Hi, I am evaluating the two pretty printers from practical point of view, I am glad to hear what you think.
Expressivity
It seems that in pprint, it is hard to express vbox unless you use hardline exclusively. Is there anything that is easy to express in PPrint but hard to express in Format?
Performance
In theory, Format should be faster than PPrint and more memory efficient, but Format did lots of things which are not needed in pretty printers, e.g, the format string trick using GADT. I had an impression that Format had a very large constant factor, so in practice, it is hard to tell which one is faster?
Hackability
It seems pprint is pretty small so it is trivial to maintain your own version but Format is too big and coupled with the compiler so it is hard to change how it works internally
I noticed that ocamlformat used Format, did they evaluate PPrint as well?
Let me know if my conclusion is incorrect, thank you! – Hongbo
ocamlformat does use format, but pprint would be better.
The main reason for that is the ifflat combinator, that is possible to simulate in format, but only with backtracking. This makes pprint a lot better (and faster) if you need to format stuff differentely on one line or multiple, and that is the case in ocamlformat.

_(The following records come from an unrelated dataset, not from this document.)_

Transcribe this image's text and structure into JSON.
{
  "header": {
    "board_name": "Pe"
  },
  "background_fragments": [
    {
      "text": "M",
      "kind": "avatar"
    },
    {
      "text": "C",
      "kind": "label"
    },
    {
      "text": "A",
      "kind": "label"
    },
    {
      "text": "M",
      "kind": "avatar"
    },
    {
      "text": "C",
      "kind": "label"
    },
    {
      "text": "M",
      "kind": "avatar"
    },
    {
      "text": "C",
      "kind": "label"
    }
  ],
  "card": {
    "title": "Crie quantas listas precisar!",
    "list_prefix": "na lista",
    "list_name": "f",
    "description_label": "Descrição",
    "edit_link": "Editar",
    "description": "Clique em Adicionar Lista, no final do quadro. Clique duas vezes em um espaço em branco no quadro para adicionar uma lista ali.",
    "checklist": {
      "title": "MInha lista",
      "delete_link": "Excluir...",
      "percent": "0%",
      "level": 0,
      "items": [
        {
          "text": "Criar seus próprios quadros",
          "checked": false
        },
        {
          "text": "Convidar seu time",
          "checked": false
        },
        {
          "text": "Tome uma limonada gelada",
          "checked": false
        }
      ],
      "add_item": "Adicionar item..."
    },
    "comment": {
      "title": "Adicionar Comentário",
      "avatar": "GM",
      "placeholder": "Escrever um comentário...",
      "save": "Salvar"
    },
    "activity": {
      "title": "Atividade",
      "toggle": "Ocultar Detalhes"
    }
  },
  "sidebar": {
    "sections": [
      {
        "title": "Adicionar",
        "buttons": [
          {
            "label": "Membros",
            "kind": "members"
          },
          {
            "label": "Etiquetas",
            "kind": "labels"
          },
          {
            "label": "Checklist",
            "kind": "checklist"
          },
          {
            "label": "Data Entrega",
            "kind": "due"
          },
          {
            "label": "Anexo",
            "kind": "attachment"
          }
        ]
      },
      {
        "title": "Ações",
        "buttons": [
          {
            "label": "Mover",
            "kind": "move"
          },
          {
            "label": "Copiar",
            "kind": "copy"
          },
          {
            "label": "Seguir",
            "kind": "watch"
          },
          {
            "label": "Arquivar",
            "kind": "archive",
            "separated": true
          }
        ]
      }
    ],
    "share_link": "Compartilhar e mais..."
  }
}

Also I just like pprint a lot better, because everything is named
I did not carefully evaluate PPrint and other alternatives when initially writing ocamlformat. I was concerned about performance, of backtracking in particular. In Format there are only very limited forms of backtracking, and can then be implemented with a polynomial algorithm. At the beginning I under-appreciated the need for backtracking, and eventually ocamlformat ended up rerunning the entire format pass potentially several times to work around the limited form of backtracking supported.
Note that if you just don’t use format strings, any performance worries there can be avoided. That said, I don’t expect the GADT implementation to be slow. Also be aware that a lot of anecdotal experience with Format being very slow seems to be from when it is used to repeatedly create strings with asprintf and then concat them, so not Format’s fault.
For a new project, I would advise to carefully consider the situations where you want different output, nesting, or breaking behavior depending on whether or not the result fits within the margin. Then prototype those forms of backtracking with the alternatives and see if they work well enough.
Regarding hackability, while I won’t claim that it is simple code, ocamlformat does vendor a copy of Format that includes some changes relative to the stdlib. So it is possible.